¿Se recuperará?
—Eso creemos —dijo con cautela—. Pero necesitará varias cirugías.
Tragué saliva con dificultad y luego hice la pregunta más importante: “¿Quién hizo esto?”.
El médico suspiró. “No lo sabemos”.
“¿Qué quieres decir con que no lo sabes?”
“El personal de seguridad del campus la encontró inconsciente cerca del edificio de ciencias.”
Lo miré fijamente. “¿Un campus universitario lleno de estudiantes?”
“Sí.”
¿Cámaras de seguridad?
“Estamos revisando las grabaciones.”
“¿Testigos?”
Su silencio respondió por él.
Me puse de pie lentamente. “¿Me está diciendo que mi hija fue atacada cerca de un campus lleno de gente y nadie vio nada?”
El médico desvió la mirada.
Esa noche, por primera vez, sentí que algo andaba mal. Muy mal.
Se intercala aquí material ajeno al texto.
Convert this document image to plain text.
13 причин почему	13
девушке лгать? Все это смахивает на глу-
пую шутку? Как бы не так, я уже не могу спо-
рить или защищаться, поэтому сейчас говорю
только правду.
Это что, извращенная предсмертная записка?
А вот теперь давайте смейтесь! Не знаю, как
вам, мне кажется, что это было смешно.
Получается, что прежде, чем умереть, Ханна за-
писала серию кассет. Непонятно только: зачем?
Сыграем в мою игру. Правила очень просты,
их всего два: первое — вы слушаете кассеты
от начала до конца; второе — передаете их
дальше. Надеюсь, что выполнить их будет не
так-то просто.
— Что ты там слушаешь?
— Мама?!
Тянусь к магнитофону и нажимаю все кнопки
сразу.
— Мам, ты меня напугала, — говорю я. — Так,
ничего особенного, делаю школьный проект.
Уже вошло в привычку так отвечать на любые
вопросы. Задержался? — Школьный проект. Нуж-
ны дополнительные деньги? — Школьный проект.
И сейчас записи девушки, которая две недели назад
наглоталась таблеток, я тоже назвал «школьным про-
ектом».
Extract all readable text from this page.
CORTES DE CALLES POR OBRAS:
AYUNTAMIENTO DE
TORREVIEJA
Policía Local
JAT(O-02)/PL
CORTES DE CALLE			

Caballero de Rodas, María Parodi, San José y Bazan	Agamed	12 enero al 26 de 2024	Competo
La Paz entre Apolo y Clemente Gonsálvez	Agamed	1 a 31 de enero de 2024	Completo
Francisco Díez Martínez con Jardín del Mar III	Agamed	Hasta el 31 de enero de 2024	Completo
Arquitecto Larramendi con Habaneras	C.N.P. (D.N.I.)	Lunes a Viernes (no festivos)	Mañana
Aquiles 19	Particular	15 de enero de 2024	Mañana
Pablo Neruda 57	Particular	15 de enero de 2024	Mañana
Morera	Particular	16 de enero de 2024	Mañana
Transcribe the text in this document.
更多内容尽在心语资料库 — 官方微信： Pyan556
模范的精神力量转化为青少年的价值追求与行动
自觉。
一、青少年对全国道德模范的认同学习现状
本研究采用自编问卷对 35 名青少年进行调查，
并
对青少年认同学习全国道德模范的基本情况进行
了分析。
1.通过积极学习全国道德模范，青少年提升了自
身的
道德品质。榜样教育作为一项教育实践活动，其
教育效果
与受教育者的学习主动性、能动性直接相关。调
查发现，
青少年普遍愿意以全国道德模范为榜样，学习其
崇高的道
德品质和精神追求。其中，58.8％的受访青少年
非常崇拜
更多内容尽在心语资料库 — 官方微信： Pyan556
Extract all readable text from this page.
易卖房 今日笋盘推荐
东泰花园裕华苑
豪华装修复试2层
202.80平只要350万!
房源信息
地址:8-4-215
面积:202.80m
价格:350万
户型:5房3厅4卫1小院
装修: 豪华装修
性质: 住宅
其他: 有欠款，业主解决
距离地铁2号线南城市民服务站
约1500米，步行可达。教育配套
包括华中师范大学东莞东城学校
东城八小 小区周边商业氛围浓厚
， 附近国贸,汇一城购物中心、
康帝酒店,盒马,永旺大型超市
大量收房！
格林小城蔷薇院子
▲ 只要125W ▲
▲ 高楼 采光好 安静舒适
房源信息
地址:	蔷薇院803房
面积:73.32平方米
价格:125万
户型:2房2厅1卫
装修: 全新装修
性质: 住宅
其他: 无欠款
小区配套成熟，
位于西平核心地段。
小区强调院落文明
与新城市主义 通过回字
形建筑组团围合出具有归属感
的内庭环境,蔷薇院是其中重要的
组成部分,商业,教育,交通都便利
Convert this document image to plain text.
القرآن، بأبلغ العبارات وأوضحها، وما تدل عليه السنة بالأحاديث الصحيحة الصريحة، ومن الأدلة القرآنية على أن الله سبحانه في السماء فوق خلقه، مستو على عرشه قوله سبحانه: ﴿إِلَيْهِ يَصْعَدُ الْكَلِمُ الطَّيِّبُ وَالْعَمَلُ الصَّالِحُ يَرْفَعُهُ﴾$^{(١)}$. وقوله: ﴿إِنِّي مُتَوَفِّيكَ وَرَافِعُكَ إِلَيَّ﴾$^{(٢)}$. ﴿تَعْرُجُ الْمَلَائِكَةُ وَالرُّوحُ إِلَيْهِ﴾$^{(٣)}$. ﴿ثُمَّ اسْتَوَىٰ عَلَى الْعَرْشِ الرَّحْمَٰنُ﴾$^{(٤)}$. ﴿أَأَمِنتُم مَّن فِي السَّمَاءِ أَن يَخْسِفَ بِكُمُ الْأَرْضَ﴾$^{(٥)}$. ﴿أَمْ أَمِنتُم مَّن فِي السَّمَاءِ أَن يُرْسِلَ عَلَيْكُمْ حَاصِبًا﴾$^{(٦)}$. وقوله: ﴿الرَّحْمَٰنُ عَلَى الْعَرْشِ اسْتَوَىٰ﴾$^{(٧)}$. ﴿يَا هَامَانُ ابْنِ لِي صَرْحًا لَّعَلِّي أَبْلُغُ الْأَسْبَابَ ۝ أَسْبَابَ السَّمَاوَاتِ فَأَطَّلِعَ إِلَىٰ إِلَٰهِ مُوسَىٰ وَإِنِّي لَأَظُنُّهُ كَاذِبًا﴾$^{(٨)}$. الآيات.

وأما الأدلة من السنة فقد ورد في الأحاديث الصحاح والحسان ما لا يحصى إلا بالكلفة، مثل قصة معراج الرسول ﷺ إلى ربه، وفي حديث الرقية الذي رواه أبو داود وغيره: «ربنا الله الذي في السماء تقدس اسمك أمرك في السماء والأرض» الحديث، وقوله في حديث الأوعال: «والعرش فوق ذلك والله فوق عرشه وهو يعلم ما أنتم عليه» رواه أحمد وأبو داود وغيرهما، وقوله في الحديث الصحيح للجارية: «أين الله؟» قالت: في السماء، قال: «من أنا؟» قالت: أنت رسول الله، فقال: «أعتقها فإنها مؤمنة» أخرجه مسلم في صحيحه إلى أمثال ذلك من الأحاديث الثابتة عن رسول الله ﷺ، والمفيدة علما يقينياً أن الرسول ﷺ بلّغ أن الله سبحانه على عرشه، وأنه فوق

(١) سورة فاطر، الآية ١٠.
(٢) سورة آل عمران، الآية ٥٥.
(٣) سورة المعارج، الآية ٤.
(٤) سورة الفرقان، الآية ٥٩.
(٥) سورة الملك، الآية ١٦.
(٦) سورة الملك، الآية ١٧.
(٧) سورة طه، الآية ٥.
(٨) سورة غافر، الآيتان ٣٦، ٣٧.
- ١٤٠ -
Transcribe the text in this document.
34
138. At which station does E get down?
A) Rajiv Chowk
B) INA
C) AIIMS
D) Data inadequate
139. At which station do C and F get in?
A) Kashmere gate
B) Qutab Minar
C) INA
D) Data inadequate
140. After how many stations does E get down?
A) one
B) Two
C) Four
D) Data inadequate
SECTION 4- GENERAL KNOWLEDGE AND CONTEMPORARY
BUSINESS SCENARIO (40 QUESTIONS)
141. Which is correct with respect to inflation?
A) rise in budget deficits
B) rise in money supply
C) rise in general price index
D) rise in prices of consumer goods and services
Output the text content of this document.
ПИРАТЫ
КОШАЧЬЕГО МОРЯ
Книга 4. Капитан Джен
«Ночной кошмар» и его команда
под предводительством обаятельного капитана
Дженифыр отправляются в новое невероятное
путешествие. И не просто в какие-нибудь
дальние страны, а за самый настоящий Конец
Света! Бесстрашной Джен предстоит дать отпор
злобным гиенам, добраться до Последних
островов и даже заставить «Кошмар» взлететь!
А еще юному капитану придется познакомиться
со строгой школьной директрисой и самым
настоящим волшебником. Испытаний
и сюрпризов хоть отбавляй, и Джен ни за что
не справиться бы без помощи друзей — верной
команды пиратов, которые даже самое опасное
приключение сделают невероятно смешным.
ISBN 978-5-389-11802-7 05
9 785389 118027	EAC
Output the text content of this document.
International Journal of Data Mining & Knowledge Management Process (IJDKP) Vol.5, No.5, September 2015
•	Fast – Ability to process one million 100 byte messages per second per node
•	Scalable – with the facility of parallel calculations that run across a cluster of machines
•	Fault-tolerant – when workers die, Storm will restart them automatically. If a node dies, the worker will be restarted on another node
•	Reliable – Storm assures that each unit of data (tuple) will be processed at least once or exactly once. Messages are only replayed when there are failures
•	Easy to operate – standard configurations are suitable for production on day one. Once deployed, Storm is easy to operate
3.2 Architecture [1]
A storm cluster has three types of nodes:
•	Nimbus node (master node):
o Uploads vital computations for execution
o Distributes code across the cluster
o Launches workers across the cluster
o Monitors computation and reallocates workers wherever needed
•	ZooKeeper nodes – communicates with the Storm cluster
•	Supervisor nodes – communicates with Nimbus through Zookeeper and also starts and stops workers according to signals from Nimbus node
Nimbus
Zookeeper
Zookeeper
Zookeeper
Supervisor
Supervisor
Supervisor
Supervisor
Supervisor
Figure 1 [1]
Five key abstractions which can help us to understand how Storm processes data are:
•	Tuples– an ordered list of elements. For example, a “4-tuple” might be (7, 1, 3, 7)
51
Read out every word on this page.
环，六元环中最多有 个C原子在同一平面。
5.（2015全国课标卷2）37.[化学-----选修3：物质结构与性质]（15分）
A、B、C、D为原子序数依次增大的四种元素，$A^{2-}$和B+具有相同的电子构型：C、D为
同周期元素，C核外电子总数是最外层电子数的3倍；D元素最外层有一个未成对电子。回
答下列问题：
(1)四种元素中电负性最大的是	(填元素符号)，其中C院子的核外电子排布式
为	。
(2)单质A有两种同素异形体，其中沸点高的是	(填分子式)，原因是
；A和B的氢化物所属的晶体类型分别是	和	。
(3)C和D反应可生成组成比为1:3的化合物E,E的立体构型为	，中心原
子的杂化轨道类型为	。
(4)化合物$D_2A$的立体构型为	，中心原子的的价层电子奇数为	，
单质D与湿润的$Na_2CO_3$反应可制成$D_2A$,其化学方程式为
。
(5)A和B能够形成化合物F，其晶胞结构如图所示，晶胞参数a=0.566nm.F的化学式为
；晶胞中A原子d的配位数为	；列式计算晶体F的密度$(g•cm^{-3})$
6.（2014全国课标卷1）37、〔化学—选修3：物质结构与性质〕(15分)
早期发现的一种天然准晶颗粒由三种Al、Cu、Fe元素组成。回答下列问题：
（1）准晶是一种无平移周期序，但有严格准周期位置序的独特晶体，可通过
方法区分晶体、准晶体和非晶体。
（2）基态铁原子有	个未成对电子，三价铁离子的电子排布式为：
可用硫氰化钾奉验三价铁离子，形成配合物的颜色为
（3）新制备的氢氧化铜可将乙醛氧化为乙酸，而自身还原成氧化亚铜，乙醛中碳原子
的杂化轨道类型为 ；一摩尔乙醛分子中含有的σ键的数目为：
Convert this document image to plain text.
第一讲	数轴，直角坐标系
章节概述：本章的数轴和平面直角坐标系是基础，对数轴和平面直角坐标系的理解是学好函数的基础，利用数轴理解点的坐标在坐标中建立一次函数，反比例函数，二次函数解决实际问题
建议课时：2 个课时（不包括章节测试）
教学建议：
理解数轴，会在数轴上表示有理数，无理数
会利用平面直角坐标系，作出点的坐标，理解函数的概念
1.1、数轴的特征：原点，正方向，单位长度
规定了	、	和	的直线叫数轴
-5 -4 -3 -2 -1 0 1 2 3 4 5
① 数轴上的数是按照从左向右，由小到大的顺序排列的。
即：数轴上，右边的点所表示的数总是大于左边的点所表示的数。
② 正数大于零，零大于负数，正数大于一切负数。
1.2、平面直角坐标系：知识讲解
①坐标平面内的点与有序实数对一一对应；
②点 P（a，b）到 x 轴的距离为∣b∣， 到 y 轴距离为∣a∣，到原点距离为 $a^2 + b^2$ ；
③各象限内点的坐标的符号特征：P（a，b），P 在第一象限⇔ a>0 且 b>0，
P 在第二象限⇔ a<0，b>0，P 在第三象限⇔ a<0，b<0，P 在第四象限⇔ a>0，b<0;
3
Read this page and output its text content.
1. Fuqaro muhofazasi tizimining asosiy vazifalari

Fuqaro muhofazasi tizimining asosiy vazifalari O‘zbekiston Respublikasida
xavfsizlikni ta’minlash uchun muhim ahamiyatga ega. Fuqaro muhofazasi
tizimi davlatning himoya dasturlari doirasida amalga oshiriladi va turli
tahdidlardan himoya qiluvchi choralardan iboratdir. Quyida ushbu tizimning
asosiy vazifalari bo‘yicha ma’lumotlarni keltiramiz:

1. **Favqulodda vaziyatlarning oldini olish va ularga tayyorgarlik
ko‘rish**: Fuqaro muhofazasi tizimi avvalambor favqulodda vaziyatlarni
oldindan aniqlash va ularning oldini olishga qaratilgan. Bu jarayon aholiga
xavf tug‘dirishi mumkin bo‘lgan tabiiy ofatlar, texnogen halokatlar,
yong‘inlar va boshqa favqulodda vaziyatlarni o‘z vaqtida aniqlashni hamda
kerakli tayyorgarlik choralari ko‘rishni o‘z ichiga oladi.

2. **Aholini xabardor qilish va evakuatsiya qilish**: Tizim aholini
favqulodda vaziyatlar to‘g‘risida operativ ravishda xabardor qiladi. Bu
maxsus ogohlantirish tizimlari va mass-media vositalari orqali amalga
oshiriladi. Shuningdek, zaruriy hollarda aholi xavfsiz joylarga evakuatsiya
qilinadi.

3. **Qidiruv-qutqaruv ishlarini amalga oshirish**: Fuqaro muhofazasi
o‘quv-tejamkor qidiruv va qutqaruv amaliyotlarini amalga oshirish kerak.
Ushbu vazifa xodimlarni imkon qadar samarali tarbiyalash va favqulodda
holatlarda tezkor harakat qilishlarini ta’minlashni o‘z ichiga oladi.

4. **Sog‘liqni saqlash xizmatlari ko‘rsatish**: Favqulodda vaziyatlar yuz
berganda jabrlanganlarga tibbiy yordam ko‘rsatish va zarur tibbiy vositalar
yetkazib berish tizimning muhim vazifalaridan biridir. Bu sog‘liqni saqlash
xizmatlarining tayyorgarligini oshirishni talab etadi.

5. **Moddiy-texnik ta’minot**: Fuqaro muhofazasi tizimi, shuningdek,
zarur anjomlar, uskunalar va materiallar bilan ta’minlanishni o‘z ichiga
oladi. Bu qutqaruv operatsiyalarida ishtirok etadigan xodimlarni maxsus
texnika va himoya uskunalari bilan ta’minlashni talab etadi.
Porque en los campus hay estudiantes, los estudiantes tienen teléfonos, y ataques como este no ocurren simplemente sin que alguien sepa la verdad.
Mientras observaba a Lily tendida indefensa en aquella cama de hospital, una pregunta me atormentaba: ¿Quién se esforzaba tanto por asegurarse de que nadie descubriera jamás lo que realmente ocurrió aquella noche?
Parte 2
La primera persona que vino a ver a Lily no era un agente de policía. Era el decano de estudiantes.
Llegó a las 2:16 de la madrugada, con un impermeable sobre el pijama y la sonrisa nerviosa de un hombre que intenta proteger una institución antes que a una víctima.
—Señor Mercer —dijo en voz baja—, estamos profundamente preocupados.
Miré el rostro hinchado de mi hija. “¿Lo suficientemente preocupada como para llamar a la policía?”
Su sonrisa se desvaneció. “El departamento de seguridad del campus ha iniciado una investigación interna”.
“¿Interna?” La palabra tenía un sabor metálico. “Mi hija tiene la mandíbula rota en seis partes”.
Bajó la voz. “No queremos que se extiendan rumores antes de que comprendamos la situación por completo”.
Fue entonces cuando lo supe. Ya entendían más de lo que admitían.
Entré al pasillo con él. “Enséñame las imágenes”.
Parpadeó. “Eso no será posible esta noche”.
Me incliné más cerca. “Entonces llama a quien pueda hacerlo posible”.
Antes de que pudiera responder, una enfermera se acercó con el teléfono de Lily sellado en una bolsa de plástico.
“Lo encontraron debajo de una escalera”, dijo. “La policía lo necesita, pero no paraba de zumbar”.
Le eché un vistazo a la pantalla rota. Treinta y siete llamadas perdidas, todas del mismo número bloqueado.
Luego apareció un texto:
Dile a tu padre que deje de hacer preguntas, o la próxima vez no despertarás.
El decano también lo vio. Se puso pálido.
Levanté el teléfono. “¿Todavía quieres una revisión interna?”
Al amanecer, dos detectives estaban en la habitación de Lily. Le hicieron preguntas que no pudo responder. Tenía la mandíbula inmovilizada y la mano le temblaba mientras intentaba escribir.
Al principio, las letras salían rotas. Luego logró escribir una palabra: Wade .
El detective más joven frunció el ceño. “¿Wade quién?”
El decano bajó la mirada al suelo. Yo lo vi. Los detectives también.
Me giré lentamente. “Conoces ese nombre.”
Tragó saliva. “Wade Carlisle es estudiante de último año. Su padre es el presidente del consejo universitario.”
La habitación quedó en silencio. Lily comenzó a llorar sin emitir sonido alguno.
Entonces sonó mi teléfono.
Número desconocido.
Respondí. Una voz masculina habló con calma.
“Señor Mercer, su hija cometió un error al acusar a mi hijo.”
Miré a Lily. Luego a los detectives. Luego al decano.
—No —dije—. Tu hijo cometió un error al dejarla con vida.